Dubbed Eva de Naharon, or Eve of Naharon, the female skeleton has been dated at 13,600 years old.
According to a report in National Geographic News, if that age is accurate, the skeleton-along with three others found in underwater caves along the Caribbean coast of the Yucatan Peninsula-could provide new clues to how the Americas were first populated.
The remains have been excavated over the past four years near the town of Tulum, about 80 miles southwest of Cancºn, by a team of scientists led by Arturo Gonzalez, director of the Desert Museum in Saltillo, Mexico.
"We don't now how the people, whose remains were found in the caves, arrived and whether they came from the Atlantic, the jungle, or inside the continent," Gonzalez said.
"But we believe these finds are the oldest yet to be found in the Americas and may influence our theories of how the first people arrived," he added.
Concepcion Jimenez, director of physical anthropology at Mexico's National Institute of Anthropology and History, has viewed the finds and has said that they may be Mexico's oldest and most important human remains to date.
"Eva de Naharon has the paleo-indian characteristics that make the date seem very plausible," Jimenez said.
The three other skeletons excavated in the caves have been given a date range of 11,000 to 14,000 years ago, based on radiocarbon dating.
The remains were found some 50 feet (15 meters) below sea level in the caves off Tulum. But, at the time, Eve of Naharon is believed to have lived there, sea levels were 200 feet (60 meters) lower, and the Yucatan Peninsula was a wide, dry prairie.
The polar ice caps melted dramatically 8,000 to 9,000 years ago, causing sea levels to rise hundreds of feet and submerging the burial grounds of the skeletons. talactites and stalagmites then grew around the remains, preventing them from being washed out to sea.
Gonzalez has also found remains of elephants, giant sloths, and other ancient fauna in the caves.
If Gonzalez's finds do stand up to scientific scrutiny, they will raise many interesting new questions about how the Americas were first peopled.

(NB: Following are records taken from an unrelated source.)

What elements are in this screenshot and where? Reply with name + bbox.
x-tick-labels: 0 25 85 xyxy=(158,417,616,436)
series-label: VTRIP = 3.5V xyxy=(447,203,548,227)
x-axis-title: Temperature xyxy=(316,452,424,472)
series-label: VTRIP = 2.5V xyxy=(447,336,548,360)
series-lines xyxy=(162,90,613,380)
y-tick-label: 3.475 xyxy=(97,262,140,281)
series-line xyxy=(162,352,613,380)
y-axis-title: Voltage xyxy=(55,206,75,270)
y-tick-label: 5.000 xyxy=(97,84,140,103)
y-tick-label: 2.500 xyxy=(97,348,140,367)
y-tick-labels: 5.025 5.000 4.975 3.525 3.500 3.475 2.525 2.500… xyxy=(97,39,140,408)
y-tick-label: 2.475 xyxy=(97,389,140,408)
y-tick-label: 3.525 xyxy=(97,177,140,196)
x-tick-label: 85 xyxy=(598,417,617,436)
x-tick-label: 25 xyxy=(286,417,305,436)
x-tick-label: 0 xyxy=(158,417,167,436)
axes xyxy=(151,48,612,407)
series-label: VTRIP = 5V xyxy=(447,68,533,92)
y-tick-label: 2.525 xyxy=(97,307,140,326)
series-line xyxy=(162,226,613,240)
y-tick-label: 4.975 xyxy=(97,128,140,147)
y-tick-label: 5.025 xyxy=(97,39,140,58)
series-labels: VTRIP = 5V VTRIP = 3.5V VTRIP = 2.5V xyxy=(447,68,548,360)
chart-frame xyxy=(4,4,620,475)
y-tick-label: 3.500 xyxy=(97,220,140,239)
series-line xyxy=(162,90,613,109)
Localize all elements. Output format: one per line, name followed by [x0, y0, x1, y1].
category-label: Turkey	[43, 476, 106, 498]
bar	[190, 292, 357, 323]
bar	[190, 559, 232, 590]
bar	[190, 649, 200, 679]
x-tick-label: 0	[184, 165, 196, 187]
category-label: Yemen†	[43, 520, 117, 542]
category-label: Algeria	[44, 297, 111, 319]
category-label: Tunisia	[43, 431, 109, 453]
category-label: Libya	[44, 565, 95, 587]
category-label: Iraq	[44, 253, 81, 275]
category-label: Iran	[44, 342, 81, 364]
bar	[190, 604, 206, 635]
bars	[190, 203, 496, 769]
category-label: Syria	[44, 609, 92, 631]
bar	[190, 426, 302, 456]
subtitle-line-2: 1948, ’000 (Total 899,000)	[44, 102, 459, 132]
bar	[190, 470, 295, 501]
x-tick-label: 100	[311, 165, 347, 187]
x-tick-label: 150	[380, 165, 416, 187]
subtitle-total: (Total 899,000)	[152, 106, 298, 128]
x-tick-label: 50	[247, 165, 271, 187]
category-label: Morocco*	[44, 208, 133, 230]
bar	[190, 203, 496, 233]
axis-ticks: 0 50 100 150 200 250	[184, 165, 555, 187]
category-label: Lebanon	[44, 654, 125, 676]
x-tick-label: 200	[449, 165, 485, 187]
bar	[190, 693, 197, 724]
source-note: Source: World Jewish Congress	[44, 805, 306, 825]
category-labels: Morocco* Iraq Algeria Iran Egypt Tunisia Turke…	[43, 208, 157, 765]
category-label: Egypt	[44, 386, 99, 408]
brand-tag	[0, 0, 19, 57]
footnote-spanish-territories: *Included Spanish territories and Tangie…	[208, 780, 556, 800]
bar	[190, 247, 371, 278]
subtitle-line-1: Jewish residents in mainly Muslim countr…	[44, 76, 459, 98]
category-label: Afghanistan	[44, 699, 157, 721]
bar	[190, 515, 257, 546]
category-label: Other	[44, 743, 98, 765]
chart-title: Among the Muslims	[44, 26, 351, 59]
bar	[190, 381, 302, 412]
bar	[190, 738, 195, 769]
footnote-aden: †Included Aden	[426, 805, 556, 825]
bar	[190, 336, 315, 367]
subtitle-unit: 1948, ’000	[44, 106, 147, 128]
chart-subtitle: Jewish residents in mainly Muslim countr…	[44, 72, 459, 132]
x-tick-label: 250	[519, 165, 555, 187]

Clues from the skeletons' skulls hint that the people may not be of northern Asian descent, which would contradict the dominant theory of New World settlement.
That theory holds that ancient humans first came to North America from northern Asia via a now submerged land bridge across the Bering Sea.
"The shape of the skulls has led us to believe that Eva and the others have more of an affinity with people from South Asia than North Asia," Gonzalez explained.